Another glance about the room and his eyes fell on a candle holder, just like the one his mama had used on the man who tried to wrestle with her. There were several around the room and he rushed to one and snatched it up, knocking the wax candle it held to the floor with a quiet thunk.
Martin turned, gripping his new club, and rushed the man with the dangling eye.
34
The darkness bordered on absolute. The only visible light seemed to be tiny pinpricks, sparkling at what must have been a great distance, though they seemed near enough to pluck right out of the blackness all around. Dazzling, sparkling jewels floating in a vast nothingness.
And it was cold. So cold.
Pain was evident as well, as of something burrowing into the skin, then worming throughout the entire network of veins.

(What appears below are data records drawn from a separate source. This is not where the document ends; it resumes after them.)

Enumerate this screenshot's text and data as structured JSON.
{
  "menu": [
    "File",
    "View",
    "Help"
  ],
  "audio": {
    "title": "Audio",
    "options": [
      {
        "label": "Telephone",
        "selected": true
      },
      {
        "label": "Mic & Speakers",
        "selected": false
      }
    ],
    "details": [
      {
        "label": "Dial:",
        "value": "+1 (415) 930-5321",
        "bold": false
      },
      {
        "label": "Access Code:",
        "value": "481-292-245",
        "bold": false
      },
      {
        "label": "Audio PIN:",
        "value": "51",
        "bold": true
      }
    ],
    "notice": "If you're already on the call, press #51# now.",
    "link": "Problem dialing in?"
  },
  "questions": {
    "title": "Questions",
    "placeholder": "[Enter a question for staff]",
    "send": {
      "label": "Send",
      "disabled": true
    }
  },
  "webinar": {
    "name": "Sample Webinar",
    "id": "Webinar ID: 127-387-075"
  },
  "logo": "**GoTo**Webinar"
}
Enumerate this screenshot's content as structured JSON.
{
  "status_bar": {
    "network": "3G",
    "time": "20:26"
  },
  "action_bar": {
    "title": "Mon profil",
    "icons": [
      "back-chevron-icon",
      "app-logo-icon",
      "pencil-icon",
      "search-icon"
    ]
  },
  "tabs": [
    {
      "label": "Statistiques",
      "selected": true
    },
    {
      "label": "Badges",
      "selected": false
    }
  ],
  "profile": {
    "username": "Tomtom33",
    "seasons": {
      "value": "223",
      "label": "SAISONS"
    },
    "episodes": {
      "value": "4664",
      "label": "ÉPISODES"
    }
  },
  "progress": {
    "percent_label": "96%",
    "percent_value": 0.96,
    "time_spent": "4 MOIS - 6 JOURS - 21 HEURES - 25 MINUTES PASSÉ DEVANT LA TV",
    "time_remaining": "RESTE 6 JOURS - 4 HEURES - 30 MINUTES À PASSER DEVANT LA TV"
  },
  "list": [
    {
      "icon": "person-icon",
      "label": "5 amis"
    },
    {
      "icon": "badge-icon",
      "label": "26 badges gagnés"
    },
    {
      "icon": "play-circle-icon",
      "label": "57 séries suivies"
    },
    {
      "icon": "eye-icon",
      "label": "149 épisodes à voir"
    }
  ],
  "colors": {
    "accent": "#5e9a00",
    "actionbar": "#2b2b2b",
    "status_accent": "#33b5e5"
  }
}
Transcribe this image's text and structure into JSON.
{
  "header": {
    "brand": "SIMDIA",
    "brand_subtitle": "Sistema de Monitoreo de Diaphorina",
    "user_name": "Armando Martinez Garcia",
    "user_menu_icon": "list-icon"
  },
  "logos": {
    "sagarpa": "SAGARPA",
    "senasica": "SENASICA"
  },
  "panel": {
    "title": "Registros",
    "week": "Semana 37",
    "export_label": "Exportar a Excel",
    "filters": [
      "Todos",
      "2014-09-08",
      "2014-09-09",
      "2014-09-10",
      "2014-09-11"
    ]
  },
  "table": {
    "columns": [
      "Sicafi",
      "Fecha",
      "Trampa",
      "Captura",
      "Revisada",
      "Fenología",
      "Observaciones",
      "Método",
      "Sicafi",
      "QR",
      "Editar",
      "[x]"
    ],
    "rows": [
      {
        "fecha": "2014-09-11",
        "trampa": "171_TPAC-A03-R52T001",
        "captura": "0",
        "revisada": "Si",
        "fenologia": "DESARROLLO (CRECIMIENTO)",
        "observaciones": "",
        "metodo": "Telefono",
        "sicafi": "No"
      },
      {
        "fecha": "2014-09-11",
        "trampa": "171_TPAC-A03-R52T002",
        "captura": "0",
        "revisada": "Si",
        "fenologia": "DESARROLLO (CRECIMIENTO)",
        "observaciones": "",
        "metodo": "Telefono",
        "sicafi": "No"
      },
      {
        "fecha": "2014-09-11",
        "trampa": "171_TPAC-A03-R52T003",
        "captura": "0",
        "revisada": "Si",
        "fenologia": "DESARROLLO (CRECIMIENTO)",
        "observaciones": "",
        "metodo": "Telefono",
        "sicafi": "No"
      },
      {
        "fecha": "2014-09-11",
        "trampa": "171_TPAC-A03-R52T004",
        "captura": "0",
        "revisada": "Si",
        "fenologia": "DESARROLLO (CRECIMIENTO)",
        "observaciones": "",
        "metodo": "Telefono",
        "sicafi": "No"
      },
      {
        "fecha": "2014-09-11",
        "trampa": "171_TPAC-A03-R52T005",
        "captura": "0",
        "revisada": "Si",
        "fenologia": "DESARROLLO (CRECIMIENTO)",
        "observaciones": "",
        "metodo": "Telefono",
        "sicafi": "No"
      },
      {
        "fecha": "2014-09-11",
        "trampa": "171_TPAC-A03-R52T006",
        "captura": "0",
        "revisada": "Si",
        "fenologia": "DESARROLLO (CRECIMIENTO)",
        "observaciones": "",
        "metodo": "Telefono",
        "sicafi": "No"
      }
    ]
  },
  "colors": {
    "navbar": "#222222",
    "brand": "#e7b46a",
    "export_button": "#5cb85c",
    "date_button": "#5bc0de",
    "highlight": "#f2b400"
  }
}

Pulsing and dredging all the way to every extremity.
There was screaming.
The screaming at once seemed to be from a great distance away, but also felt as though it were erupting from inside, somewhere beneath the worms digging through the flesh, the tendrils of horrors unknown wriggling and writhing around the bones.
From the abyss in front, lost within a blackness impenetrable by any light from the twinkling gems which danced around, it came. Its shapes were all wrong, not in line with anything with which it could be associated. Angles that made the head ache for understanding, slithering monstrosities that must have been some sort of arms, yet there seemed to be dozens of them, and their movements were both staccato and fluid at once.
Further tearing at the edges of sanity were the words. For they were not words as man knew them to be. They weren’t even foreign, like the tongues of men from the other side of the world. These were wholly alien to the ears, nightmarish sounds which assaulted the senses, yet seemed to come from within the mind rather than from without.